The Alabama State Troopers Association, the National Organization of Black Law Enforcement Executives, The National Troopers Coalition and many other law enforcement groups warn that banning menthols would open a gate for criminal enterprise. In a recent survey, 25 percent of menthol smokers implied that they would turn to the black market to purchase their desired cigarette. That is consistent with the real impact of what some call “price prohibition” throughout states with high excise taxes.
Employing an incredibly conservative model, researchers at the Center for Regulatory Effectiveness projected that such a ban would balloon the illicit trade of menthol cigarettes by 45 percent. Not only would a black-market fulfill current demand, but it would make mentholated cigarettes more accessible, CRE warns. Absent regulatory oversight, restrictions on underage smoking would be eliminated, and prices would fall, as the cigarettes would go untaxed, making illicit cigarettes more attractive. Considering the already burgeoning illicit market for cigarettes, this idea is not an unimaginable consequence.
The illicit trade for cigarettes exists outside of government purview, making them neither taxed nor regulated by the intended party. New York, where the issue is most pertinent, is estimated to lose $1.5 billion in excise tax revenue in the illegal cigarette trade.
Collectively, each state and the District of Columbia, collect over $17 billion in cigarette excise tax revenue. Based on 2015 data from the FDA, 33 percent of these sales are from menthol cigarettes, which represent a growing segment of the overall market. While it cannot be assumed that all menthol smokers would turn to the black market, and many would simply turn to traditional tobacco cigarettes, state excise tax revenues are sure to take a hit with this regulation.
According to an analysis conducted by the Americans for Tax Reform, states like Florida and Pennsylvania could take billion-dollar hits with Gottlieb’s suggested regulation, amassing $370 million and $445 million losses annually, based on the direct excise taxes collected on menthol cigarettes alone in 2017. This is no less true for smaller states. Delaware for example collected over $100 million from the excise tax on menthol cigarettes. These figures are based on the FDA’s estimate for the size of the menthol market compared to cigarettes overall.

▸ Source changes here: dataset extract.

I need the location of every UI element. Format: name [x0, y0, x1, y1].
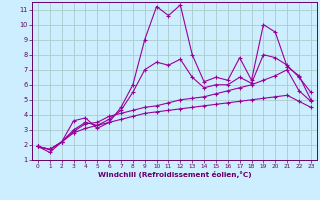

Pushing menthols outside of the legal market only detracts from state revenue streams, while boosting illicit activity. The fiscal exhaustion would only be amplified by the spending required to enforce this ineffective mandate.
Commissioner Gottlieb ought to consider the externalities of a ban, before continuing with his tried-and-failed prohibition style approach. If his objective is to reduce the use of cigarettes, he should look to tackle the issue head through an embrace of less harmful alternatives, rather than pushing it outside of the control of the legal market.